Lorsqu’on demande, hors du cadre de l’entreprise à un jeune représentant de la génération Y de confier sa perception de l’entretien annuel à venir, souvent il sourit : « Ah oui l’entretien annuel arrive, mon manager m’a prévenu : prépare toi, c’est important… c’est vrai, ma vie va sans doute se décider là »… derrière son ton moqueur s’exprime sa relation au monde, emplie de recul envers l’entreprise, qui l’amène à se demander à quoi ce moment rime, dans quel jeu de rôle on cherche à l’embarquer, vers quel type de relation on cherche à l’orienter.
Cet entretien et souvent la manière dont l’entreprise et son manager le lui présentent, l’animent, voire l’utilisent, lui semble bien loin de ses attentes, voire lui confirme certains de ses apriori négatifs.
Historique entreprise et besoins de la génération Y
Pour prendre le parti de l’entreprise il faut avouer que la situation n’est pas simple pour elle, car, lorsqu’on parle d’entretien individuel, on rencontre souvent son « cœur de tradition » managériale : cet outil a fréquemment été le premier rituel de management qu’elle demandait à ses managers de pratiquer : elle fournissait des objectifs, des grilles repères, et formait à la pratique de trois grands temps formels (bilan de l’année précédente, synthèse et appréciation, relance sur l’année suivante)… en soulignant l’importance de donner la parole d’abord au managé, dans un management de qualité basé sur l’écoute première de l’autre.
La difficulté du manager était alors de poser un management d’écoute dans un système managérial ne formant qu’à un entretien de synthèse… sans apporter aux managers les compétences nécessaires pour bâtir les résultats attendus en proposant une relation de même nature pendant l’année.
Les générations précédentes acceptaient plus ou moins ce type d’incohérence et de faux semblants, en maintenant un niveau d’implication correct (bien que loin d’être optimal), grâce à d’autres leviers : promesse de promotions, de rémunérations, de protection sur l’avenir…
La génération Y ne fonctionne plus sur ces leviers, elle demande beaucoup plus, beaucoup mieux.

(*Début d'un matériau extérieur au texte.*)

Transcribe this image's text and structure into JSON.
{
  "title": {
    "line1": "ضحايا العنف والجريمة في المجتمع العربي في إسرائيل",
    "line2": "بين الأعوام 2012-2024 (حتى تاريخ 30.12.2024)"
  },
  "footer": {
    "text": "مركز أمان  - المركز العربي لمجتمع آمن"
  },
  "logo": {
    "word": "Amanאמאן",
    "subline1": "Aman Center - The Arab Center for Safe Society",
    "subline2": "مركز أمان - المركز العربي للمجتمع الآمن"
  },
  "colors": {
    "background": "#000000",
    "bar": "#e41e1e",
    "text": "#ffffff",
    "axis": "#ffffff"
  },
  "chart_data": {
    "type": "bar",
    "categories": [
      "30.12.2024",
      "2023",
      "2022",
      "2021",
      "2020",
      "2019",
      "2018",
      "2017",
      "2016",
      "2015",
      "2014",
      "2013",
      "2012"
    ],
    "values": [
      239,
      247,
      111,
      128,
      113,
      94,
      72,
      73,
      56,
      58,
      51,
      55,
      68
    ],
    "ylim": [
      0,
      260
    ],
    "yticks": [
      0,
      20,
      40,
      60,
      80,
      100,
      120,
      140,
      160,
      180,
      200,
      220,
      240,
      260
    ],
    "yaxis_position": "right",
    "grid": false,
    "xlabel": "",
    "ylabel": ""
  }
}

Informé par les déboires des générations précédentes dans leurs relations au système entrepreneurial comme aux autres catégories collectives, elle arrive avec des attentes différentes, aujourd’hui bien cartographiées :
un désir de réalisation personnelle qui parle d’équilibre de vie, d’épanouissement et de passion, un besoin de sens et de valeurs, qui va d’une attente écologique à la compréhension de la pertinence des missions demandées et des exigences transmises, une envie de relations directes et d’échanges émotionnels, qui évoque tant l’expression de la reconnaissance individuelle que l’existence de temps festifs, une volonté de responsabilité qui demande l’existence d’espaces d’expression et d’autonomie.

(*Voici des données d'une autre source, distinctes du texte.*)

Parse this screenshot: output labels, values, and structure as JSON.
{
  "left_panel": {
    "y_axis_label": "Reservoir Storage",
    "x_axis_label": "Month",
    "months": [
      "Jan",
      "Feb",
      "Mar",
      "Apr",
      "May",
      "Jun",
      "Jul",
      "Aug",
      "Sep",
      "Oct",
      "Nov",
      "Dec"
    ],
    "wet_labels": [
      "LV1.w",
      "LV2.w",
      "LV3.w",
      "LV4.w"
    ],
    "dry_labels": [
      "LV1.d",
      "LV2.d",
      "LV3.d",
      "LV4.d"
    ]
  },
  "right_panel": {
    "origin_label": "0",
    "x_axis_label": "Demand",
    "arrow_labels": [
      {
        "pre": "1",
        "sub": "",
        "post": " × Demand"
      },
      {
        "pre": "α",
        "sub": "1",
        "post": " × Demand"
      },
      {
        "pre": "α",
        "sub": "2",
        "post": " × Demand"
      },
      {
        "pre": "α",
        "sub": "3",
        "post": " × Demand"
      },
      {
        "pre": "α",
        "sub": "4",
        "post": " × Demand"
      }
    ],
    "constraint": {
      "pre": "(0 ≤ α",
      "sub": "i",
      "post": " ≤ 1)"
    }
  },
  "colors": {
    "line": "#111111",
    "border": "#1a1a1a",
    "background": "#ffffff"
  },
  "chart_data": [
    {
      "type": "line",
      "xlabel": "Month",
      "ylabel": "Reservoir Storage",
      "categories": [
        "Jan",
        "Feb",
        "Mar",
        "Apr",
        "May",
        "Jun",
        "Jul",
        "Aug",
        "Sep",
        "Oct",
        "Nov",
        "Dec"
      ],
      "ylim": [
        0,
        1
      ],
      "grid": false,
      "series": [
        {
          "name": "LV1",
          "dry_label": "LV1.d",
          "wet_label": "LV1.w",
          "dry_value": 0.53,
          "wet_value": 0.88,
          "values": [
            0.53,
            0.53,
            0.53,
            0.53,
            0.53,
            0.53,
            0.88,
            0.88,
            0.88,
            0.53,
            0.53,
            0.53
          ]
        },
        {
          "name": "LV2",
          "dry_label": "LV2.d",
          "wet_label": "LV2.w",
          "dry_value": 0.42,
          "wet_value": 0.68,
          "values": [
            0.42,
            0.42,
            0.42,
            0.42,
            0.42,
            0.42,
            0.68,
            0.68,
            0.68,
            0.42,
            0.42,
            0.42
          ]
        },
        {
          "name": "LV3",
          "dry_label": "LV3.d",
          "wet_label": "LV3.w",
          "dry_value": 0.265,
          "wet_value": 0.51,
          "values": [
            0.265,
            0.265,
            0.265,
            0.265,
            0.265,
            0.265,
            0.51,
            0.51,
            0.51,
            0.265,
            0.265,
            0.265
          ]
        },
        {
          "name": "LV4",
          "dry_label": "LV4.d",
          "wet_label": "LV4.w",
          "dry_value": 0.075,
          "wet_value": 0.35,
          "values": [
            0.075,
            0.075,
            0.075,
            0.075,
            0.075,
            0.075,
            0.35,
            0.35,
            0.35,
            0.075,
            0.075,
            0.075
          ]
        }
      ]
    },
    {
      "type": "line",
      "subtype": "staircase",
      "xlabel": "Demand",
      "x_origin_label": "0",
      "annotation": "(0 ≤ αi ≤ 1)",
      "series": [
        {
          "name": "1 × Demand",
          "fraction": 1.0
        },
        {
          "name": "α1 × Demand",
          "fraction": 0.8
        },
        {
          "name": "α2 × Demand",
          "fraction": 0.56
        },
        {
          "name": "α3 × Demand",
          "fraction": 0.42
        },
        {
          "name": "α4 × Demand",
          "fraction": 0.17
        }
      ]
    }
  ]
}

La génération Y possède ainsi un disque dur aux caractéristiques iconoclastes, construit sur de nouveaux principes. Le collaborateur d’aujourd’hui se différencie du jeune d’hier, taillable et corvéable à merci, qui acceptait de compenser par son labeur les dysfonctionnements de l’entreprise ou de son manager : il n’y a plus de bons soldats à disposition pour traiter les demandes urgentes posées à 18 heures le vendredi soir, plus d’exigences fortes transmissibles sans demandes d’explications claires sur leur légitimité… et plus d’entretiens annuels formels, descendant derrière les apparences, sans cohérence et pertinence de son déroulement.

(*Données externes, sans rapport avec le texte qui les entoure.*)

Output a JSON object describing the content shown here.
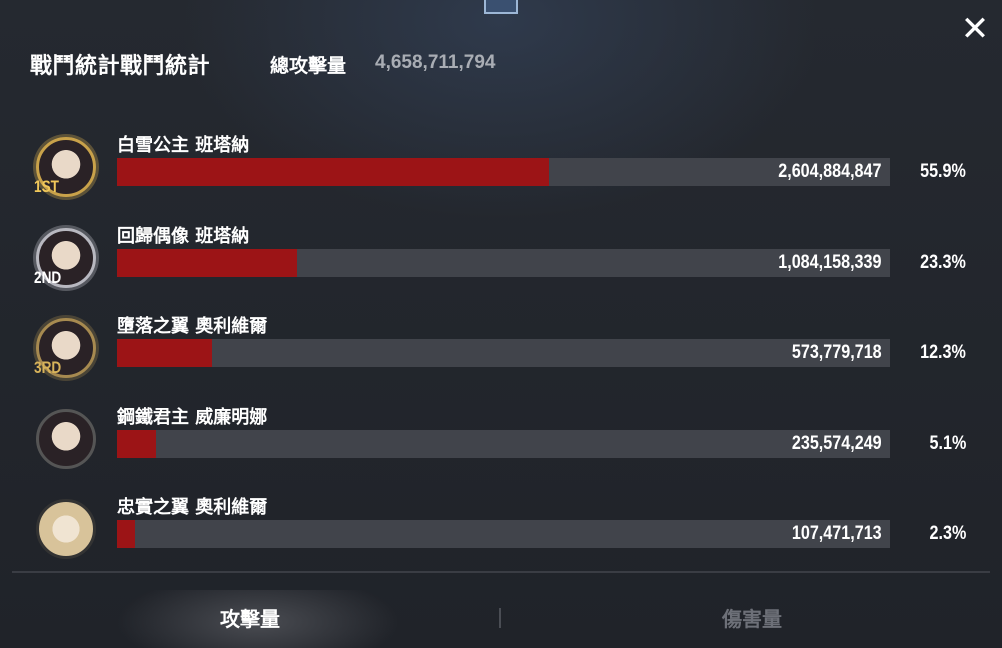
{
  "header": {
    "title": "戰鬥統計戰鬥統計",
    "total_label": "總攻擊量",
    "total_value": "4,658,711,794",
    "close_icon": "close-icon"
  },
  "colors": {
    "bar_fill": "#9c1416",
    "bar_track": "#41444b",
    "background": "#22252c"
  },
  "rows": [
    {
      "rank": "1ST",
      "name": "白雪公主 班塔納",
      "value": "2,604,884,847",
      "percent": "55.9%",
      "fill_percent": 55.9
    },
    {
      "rank": "2ND",
      "name": "回歸偶像 班塔納",
      "value": "1,084,158,339",
      "percent": "23.3%",
      "fill_percent": 23.3
    },
    {
      "rank": "3RD",
      "name": "墮落之翼 奧利維爾",
      "value": "573,779,718",
      "percent": "12.3%",
      "fill_percent": 12.3
    },
    {
      "rank": "",
      "name": "鋼鐵君主 威廉明娜",
      "value": "235,574,249",
      "percent": "5.1%",
      "fill_percent": 5.1
    },
    {
      "rank": "",
      "name": "忠實之翼 奧利維爾",
      "value": "107,471,713",
      "percent": "2.3%",
      "fill_percent": 2.3
    }
  ],
  "tabs": [
    {
      "label": "攻擊量",
      "active": true
    },
    {
      "label": "傷害量",
      "active": false
    }
  ]
}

Le deal a changé, et cette fois, à l’entreprise et à ses managers de s’adapter.
Le type d’entretien à jouer
L’entreprise a certes le besoin d’un peu de formalisme et donc de support pour garder trace de ses échanges, gérer la diversité et les potentialités de sa ressource humaine, suivre la réalité et la variété des évolutions de ses collaborateurs, et prendre des décisions adaptées et compréhensibles par chacun.
Tout en permettant de lui fournir les repères nécessaires à ses décisions, ce support a juste besoin d’être simple, d’éviter de chercher à tout analyser et codifier, pour laisser une place à la capacité d’’attention du manager sur ce qui s’est réellement passé pendant l’année, et à l’intégration des facteurs subjectifs et émotionnels qui ont influencé la réalisation des missions.
Et pour que l’entretien annuel devienne un temps de synthèse cohérent… et simple à animer, l’entreprise, a aussi la nécessité de construire une organisation laissant une place à la relation managériale quotidienne, car le principe de cohérence demande que tout se joue avant cet entretien, dans le mode d’animation proposé par le manager au fil de l’année.
Une fois ces préalables en place, au manager de prendre sa part de la connexion avec la génération Y.
Pour cela, il lui faut apprendre à donner de la signification aux missions individuelles par la logique de son organisation locale, à favoriser l’évolution de ses collaborateurs par un accompagnement adapté, à organiser une responsabilisation bien dosée par ses pratiques de délégation et d’ouverture, à proposer une relation proche et attentive….
Le manager pourra alors échanger avec aisance pendant l’entretien annuel… A condition qu’il le conduise en s’appuyant sur les mêmes principes de management que ceux exprimés pendant l’année (c’est là le vrai sujet d’une formation actuelle à l’entretien annuel).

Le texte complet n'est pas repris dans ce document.